UN PETIT PÉRIPLE DANS LE VASTE SAHARA MAROCAIN
Nous débutons notre parcours par la visite de ASSA, une petite ville qui s’est agrandie au fil des années et qui atteint aujourd’hui environ 13 000 habitants. Au fur et à mesure du développement démographique, le petit village s’est transformé en profondeur. Assa, se situe sur un relief qui domine la palmeraie de la ville. Le premier autochtone que nous rencontrons nous raconte que les tribus Ait-Oussa se rassemblent en ce lieu saint à l’occasion de la fête du Mouloud, fête célébrant la naissance du prophète Mohamed. A cette occasion, les habitants sacrifient un dromadaire au centre d’une place publique, dotée d’une bouche d’égout pour évacuer le sang. Cette place est appelée « la Zaouia ». Elle a été fondée quelque siècle auparavant par un saint fondateur du village.

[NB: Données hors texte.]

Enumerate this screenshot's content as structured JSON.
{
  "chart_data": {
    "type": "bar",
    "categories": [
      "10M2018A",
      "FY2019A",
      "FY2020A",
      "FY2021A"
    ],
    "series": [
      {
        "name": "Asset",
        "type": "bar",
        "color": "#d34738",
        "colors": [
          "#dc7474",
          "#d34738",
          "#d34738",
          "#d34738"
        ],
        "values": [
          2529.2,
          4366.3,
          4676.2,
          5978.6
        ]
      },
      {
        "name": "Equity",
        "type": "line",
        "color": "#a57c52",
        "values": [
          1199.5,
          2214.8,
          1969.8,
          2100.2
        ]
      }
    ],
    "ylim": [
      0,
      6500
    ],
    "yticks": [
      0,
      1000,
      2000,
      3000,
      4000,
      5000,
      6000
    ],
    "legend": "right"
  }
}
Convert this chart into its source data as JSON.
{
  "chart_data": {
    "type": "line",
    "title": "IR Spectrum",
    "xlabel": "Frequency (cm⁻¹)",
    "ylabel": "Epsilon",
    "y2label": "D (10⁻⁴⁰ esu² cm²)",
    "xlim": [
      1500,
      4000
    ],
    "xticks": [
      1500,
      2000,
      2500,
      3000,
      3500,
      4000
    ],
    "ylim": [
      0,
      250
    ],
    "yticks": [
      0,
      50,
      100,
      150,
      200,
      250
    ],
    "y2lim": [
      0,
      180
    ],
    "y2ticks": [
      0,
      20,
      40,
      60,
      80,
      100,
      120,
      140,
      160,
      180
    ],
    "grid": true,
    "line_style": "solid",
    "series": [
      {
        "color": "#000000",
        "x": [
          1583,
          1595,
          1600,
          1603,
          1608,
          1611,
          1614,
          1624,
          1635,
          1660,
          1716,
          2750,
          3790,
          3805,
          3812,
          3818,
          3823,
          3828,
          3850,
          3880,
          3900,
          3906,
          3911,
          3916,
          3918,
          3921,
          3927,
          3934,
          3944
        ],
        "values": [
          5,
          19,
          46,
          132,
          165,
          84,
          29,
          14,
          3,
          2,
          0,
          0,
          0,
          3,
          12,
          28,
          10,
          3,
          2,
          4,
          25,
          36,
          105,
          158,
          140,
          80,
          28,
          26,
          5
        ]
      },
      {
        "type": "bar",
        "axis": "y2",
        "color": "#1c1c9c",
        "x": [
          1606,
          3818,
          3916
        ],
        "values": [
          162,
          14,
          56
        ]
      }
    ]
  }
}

Pour nous, le plus magique dans cette ville, reste son palais, un « Ksar » en arabe. Il est antérieur à la Zaouia et les mots peinent à en décrire la beauté. Ces ruines ne sont ni les vestiges des pharaons, ni celles des romains. Tout le mystère du palais est exposé dans sa nudité originelle : la terre, la pierre et le palmier. Sur son sommet se trouve des tours presque en ruine. On aperçoit la pierre qui les constituent et leurs permet d’avoir encore fière allure, ainsi que les traces des quatre portes d’accès au palais. Le mariage entre la terre et la pierre et l’architecture sobre et robuste à la fois rendent cet endroit tout a fait gracieux.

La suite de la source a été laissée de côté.